Die indigene Ethnie der Chané lebt in den argentinischen Anden. In der Provinz Salta im Nordosten des Landes liegt das Dorf Campo Duran. Seine Bewohner leben vor allem vom Verkauf selbstgeschnitzter Tiermasken - sie sind menschenkopfgroß und kommen zum Beispiel an Karneval zum Einsatz.

Von Rainer Unruh | 10.09.2017
    Eindrucksvolle Berglandschaft in braunen, grauen und grünlichen Frabtönen
    Die Provinz Salta in den nordargentinischen Anden. Hier leben die Chané-Maskenschnitzer (imago stock&people)
    "Hier sind wir im Campo Duran Chane/Guarani. Ich bin hier in der Nähe geboren, ich heiße Rene Ariel Castro. Mein Vater hat schon Masken gemacht und mein Großvater. Als ich zwölf Jahre alt war durfte ich erstmals mit dem Messer arbeiten. Mein Onkel war es, der mir gezeigt hat wie man mit dem Messer umgehen muss und so hat alles angefangen."
    Rene Ariel Castro hat eine kleine Machete in der Hand und schnitzt eine Tier-Maske.

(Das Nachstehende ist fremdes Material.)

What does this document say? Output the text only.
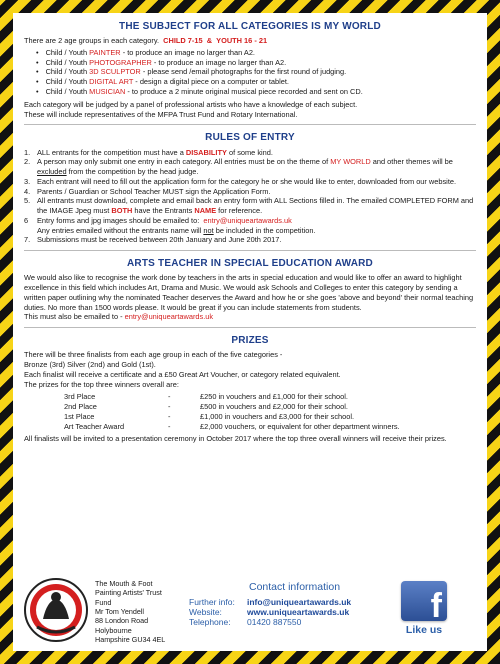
THE SUBJECT FOR ALL CATEGORIES IS MY WORLD
There are 2 age groups in each category. CHILD 7-15 & YOUTH 16 - 21
• Child / Youth PAINTER - to produce an image no larger than A2.
• Child / Youth PHOTOGRAPHER - to produce an image no larger than A2.
• Child / Youth 3D SCULPTOR - please send /email photographs for the first round of judging.
• Child / Youth DIGITAL ART - design a digital piece on a computer or tablet.
• Child / Youth MUSICIAN - to produce a 2 minute original musical piece recorded and sent on CD.
Each category will be judged by a panel of professional artists who have a knowledge of each subject.
These will include representatives of the MFPA Trust Fund and Rotary International.
RULES OF ENTRY
1. ALL entrants for the competition must have a DISABILITY of some kind.
2. A person may only submit one entry in each category. All entries must be on the theme of MY WORLD and other themes will be excluded from the competition by the head judge.
3. Each entrant will need to fill out the application form for the category he or she would like to enter, downloaded from our website.
4. Parents / Guardian or School Teacher MUST sign the Application Form.
5. All entrants must download, complete and email back an entry form with ALL Sections filled in. The emailed COMPLETED FORM and the IMAGE Jpeg must BOTH have the Entrants NAME for reference.
6	Entry forms and jpg images should be emailed to: entry@uniqueartawards.uk
Any entries emailed without the entrants name will not be included in the competition.
7. Submissions must be received between 20th January and June 20th 2017.
ARTS TEACHER IN SPECIAL EDUCATION AWARD
We would also like to recognise the work done by teachers in the arts in special education and would like to offer an award to highlight excellence in this field which includes Art, Drama and Music. We would ask Schools and Colleges to enter this category by sending a written paper outlining why the nominated Teacher deserves the Award and how he or she goes 'above and beyond' their normal teaching duties. No more than 1500 words please. It would be great if you can include statements from students.
This must also be emailed to - entry@uniqueartawards.uk
PRIZES
There will be three finalists from each age group in each of the five categories -
Bronze (3rd) Silver (2nd) and Gold (1st).
Each finalist will receive a certificate and a £50 Great Art Voucher, or category related equivalent.
The prizes for the top three winners overall are:
3rd Place	-	£250 in vouchers and £1,000 for their school.
2nd Place	-	£500 in vouchers and £2,000 for their school.
1st Place	-	£1,000 in vouchers and £3,000 for their school.
Art Teacher Award	-	£2,000 vouchers, or equivalent for other department winners.
All finalists will be invited to a presentation ceremony in October 2017 where the top three overall winners will receive their prizes.
The Mouth & Foot
Painting Artists' Trust Fund
Mr Tom Yendell
88 London Road
Holybourne
Hampshire GU34 4EL
Contact information
Further info:	info@uniqueartawards.uk
Website:	www.uniqueartawards.uk
Telephone:	01420 887550	f
Like us
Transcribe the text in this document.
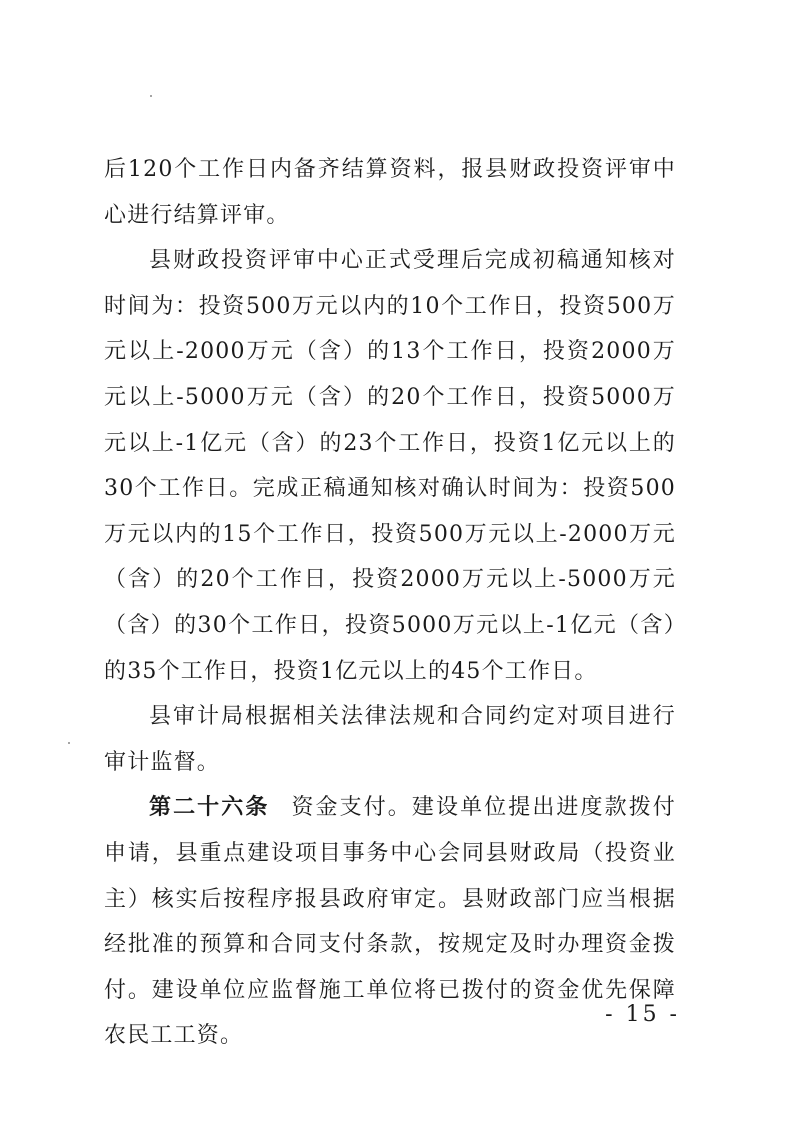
后120个工作日内备齐结算资料，报县财政投资评审中心进行结算评审。

县财政投资评审中心正式受理后完成初稿通知核对时间为：投资500万元以内的10个工作日，投资500万元以上-2000万元（含）的13个工作日，投资2000万元以上-5000万元（含）的20个工作日，投资5000万元以上-1亿元（含）的23个工作日，投资1亿元以上的30个工作日。完成正稿通知核对确认时间为：投资500万元以内的15个工作日，投资500万元以上-2000万元（含）的20个工作日，投资2000万元以上-5000万元（含）的30个工作日，投资5000万元以上-1亿元（含）的35个工作日，投资1亿元以上的45个工作日。

县审计局根据相关法律法规和合同约定对项目进行审计监督。

第二十六条 资金支付。建设单位提出进度款拨付申请，县重点建设项目事务中心会同县财政局（投资业主）核实后按程序报县政府审定。县财政部门应当根据经批准的预算和合同支付条款，按规定及时办理资金拨付。建设单位应监督施工单位将已拨付的资金优先保障农民工工资。

- 15 -
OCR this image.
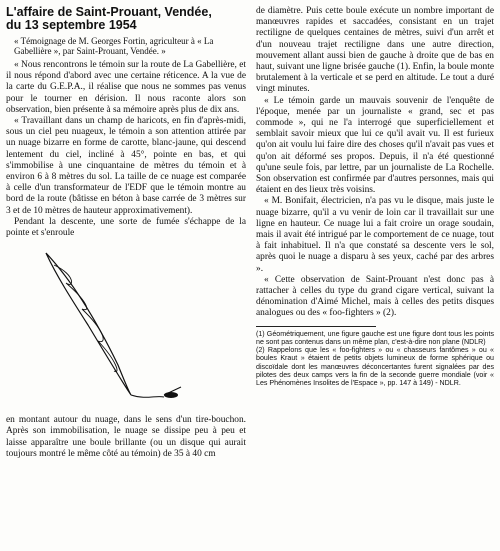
L'affaire de Saint-Prouant, Vendée,
du 13 septembre 1954

« Témoignage de M. Georges Fortin, agriculteur à « La Gabellière », par Saint-Prouant, Vendée. »

« Nous rencontrons le témoin sur la route de La Gabellière, et il nous répond d'abord avec une certaine réticence. A la vue de la carte du G.E.P.A., il réalise que nous ne sommes pas venus pour le tourner en dérision. Il nous raconte alors son observation, bien présente à sa mémoire après plus de dix ans.

« Travaillant dans un champ de haricots, en fin d'après-midi, sous un ciel peu nuageux, le témoin a son attention attirée par un nuage bizarre en forme de carotte, blanc-jaune, qui descend lentement du ciel, incliné à 45°, pointe en bas, et qui s'immobilise à une cinquantaine de mètres du témoin et à environ 6 à 8 mètres du sol. La taille de ce nuage est comparée à celle d'un transformateur de l'EDF que le témoin montre au bord de la route (bâtisse en béton à base carrée de 3 mètres sur 3 et de 10 mètres de hauteur approximativement).

Pendant la descente, une sorte de fumée s'échappe de la pointe et s'enroule

en montant autour du nuage, dans le sens d'un tire-bouchon. Après son immobilisation, le nuage se dissipe peu à peu et laisse apparaître une boule brillante (ou un disque qui aurait toujours montré le même côté au témoin) de 35 à 40 cm

de diamètre. Puis cette boule exécute un nombre important de manœuvres rapides et saccadées, consistant en un trajet rectiligne de quelques centaines de mètres, suivi d'un arrêt et d'un nouveau trajet rectiligne dans une autre direction, mouvement allant aussi bien de gauche à droite que de bas en haut, suivant une ligne brisée gauche (1). Enfin, la boule monte brutalement à la verticale et se perd en altitude. Le tout a duré vingt minutes.

« Le témoin garde un mauvais souvenir de l'enquête de l'époque, menée par un journaliste « grand, sec et pas commode », qui ne l'a interrogé que superficiellement et semblait savoir mieux que lui ce qu'il avait vu. Il est furieux qu'on ait voulu lui faire dire des choses qu'il n'avait pas vues et qu'on ait déformé ses propos. Depuis, il n'a été questionné qu'une seule fois, par lettre, par un journaliste de La Rochelle. Son observation est confirmée par d'autres personnes, mais qui étaient en des lieux très voisins.

« M. Bonifait, électricien, n'a pas vu le disque, mais juste le nuage bizarre, qu'il a vu venir de loin car il travaillait sur une ligne en hauteur. Ce nuage lui a fait croire un orage soudain, mais il avait été intrigué par le comportement de ce nuage, tout à fait inhabituel. Il n'a que constaté sa descente vers le sol, après quoi le nuage a disparu à ses yeux, caché par des arbres ».

« Cette observation de Saint-Prouant n'est donc pas à rattacher à celles du type du grand cigare vertical, suivant la dénomination d'Aimé Michel, mais à celles des petits disques analogues ou des « foo-fighters » (2).

(1) Géométriquement, une figure gauche est une figure dont tous les points ne sont pas contenus dans un même plan, c'est-à-dire non plane (NDLR)

(2) Rappelons que les « foo-fighters » ou « chasseurs fantômes » ou « boules Kraut » étaient de petits objets lumineux de forme sphérique ou discoïdale dont les manœuvres déconcertantes furent signalées par des pilotes des deux camps vers la fin de la seconde guerre mondiale (voir « Les Phénomènes Insolites de l'Espace », pp. 147 à 149) - NDLR.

Sein Dorf, Campo Duran, liegt in der Nähe der Ortschaft Tartagal, in der Provinz Salta im Nordosten Argentiniens, knapp 40 Km von der bolivianischen Grenze entfernt. Es ist eine Communidad.
    Renes Haus und die Nachbarhäuser reihen sich entlang einer 500 Meter langen Schotter-Straße.

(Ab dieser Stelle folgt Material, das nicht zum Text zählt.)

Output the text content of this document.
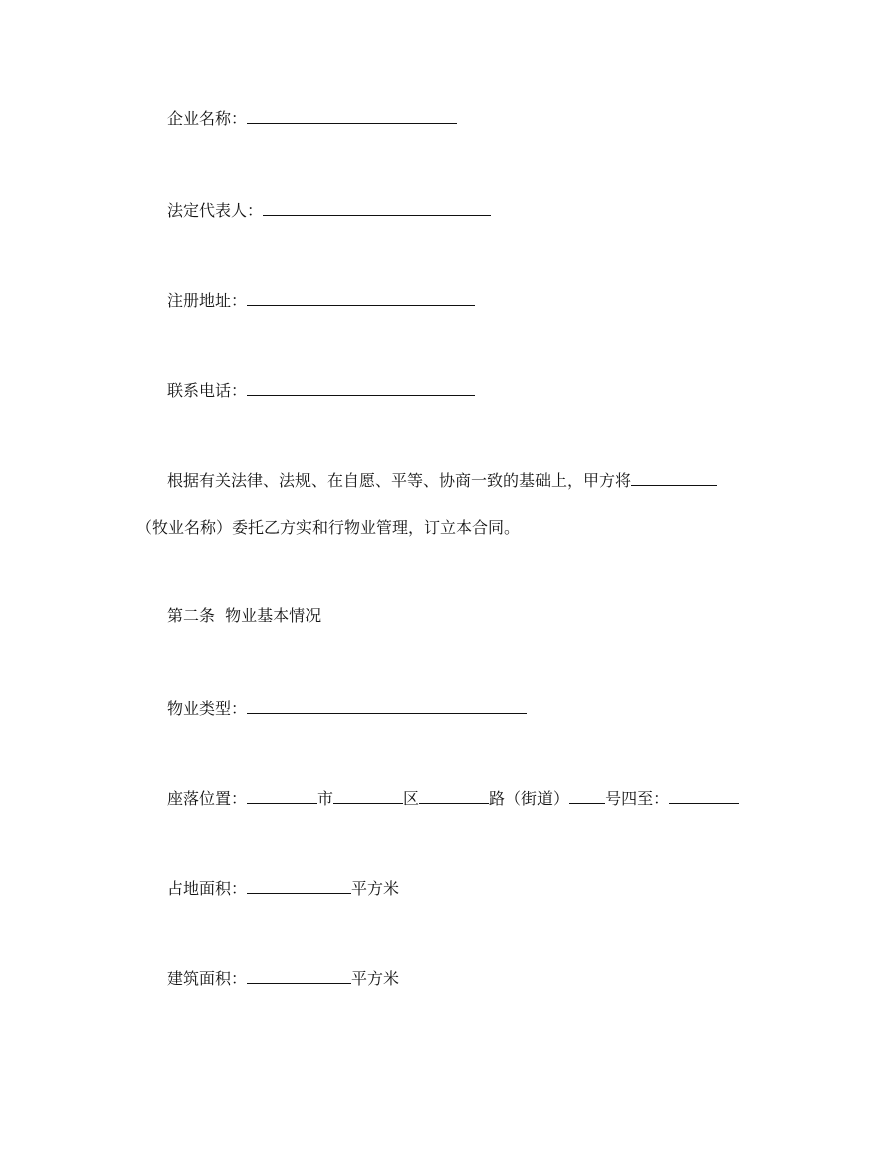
企业名称：
法定代表人：
注册地址：
联系电话：
根据有关法律、法规、在自愿、平等、协商一致的基础上，甲方将
（牧业名称）委托乙方实和行物业管理，订立本合同。
第二条  物业基本情况
物业类型：
座落位置：	市	区	路（街道） 号四至：
占地面积：	平方米
建筑面积：	平方米
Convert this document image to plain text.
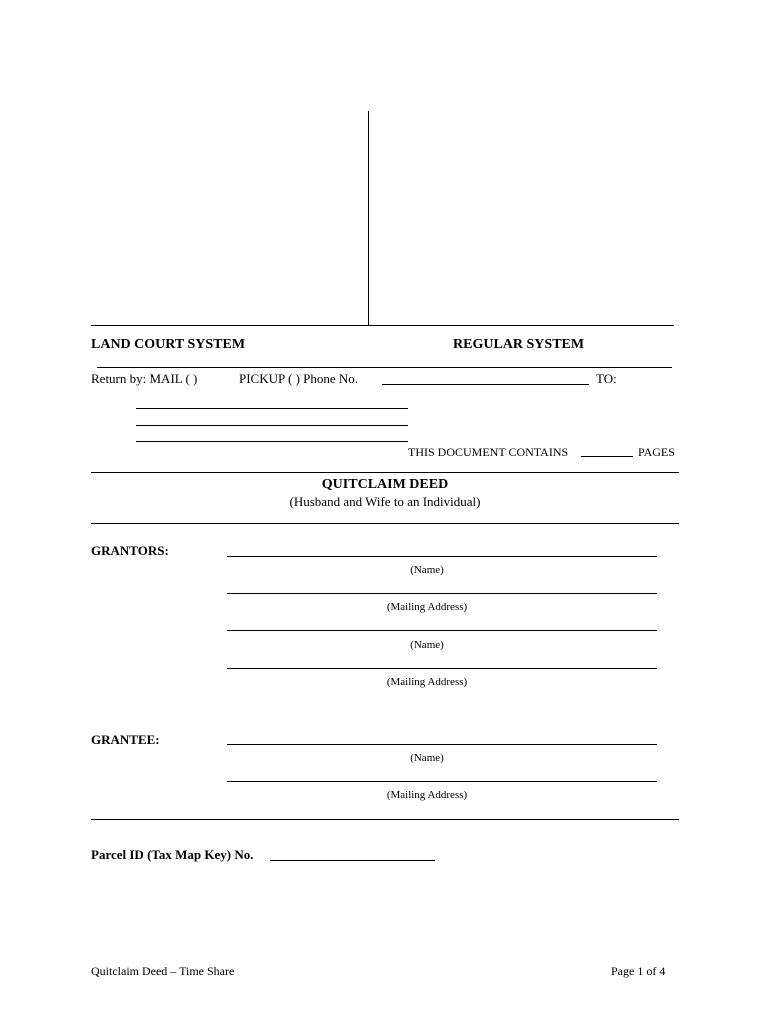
LAND COURT SYSTEM	REGULAR SYSTEM
Return by: MAIL ( )	PICKUP ( ) Phone No.	TO:
THIS DOCUMENT CONTAINS	PAGES
QUITCLAIM DEED
(Husband and Wife to an Individual)
GRANTORS:
(Name)
(Mailing Address)
(Name)
(Mailing Address)
GRANTEE:
(Name)
(Mailing Address)
Parcel ID (Tax Map Key) No.
Quitclaim Deed – Time Share	Page 1 of 4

    Die Häuschen sind sehr klein, aus einfachem Backstein gebaut, vielleicht 25 Quadratmeter groß. Sie haben Wellblechdächer und meist keine Fenster oder Türen. Es gibt kein fließendes Wasser und Strom oft nur von einem Generator. Ähnlich ärmlich wie hier in Campo Duran sieht es in vielen anderen Ortschaften der unterschiedlichen Ethnien aus.
    "Chané bedeutet 'Django': dass wir jung sind, dass wir nicht alt werden"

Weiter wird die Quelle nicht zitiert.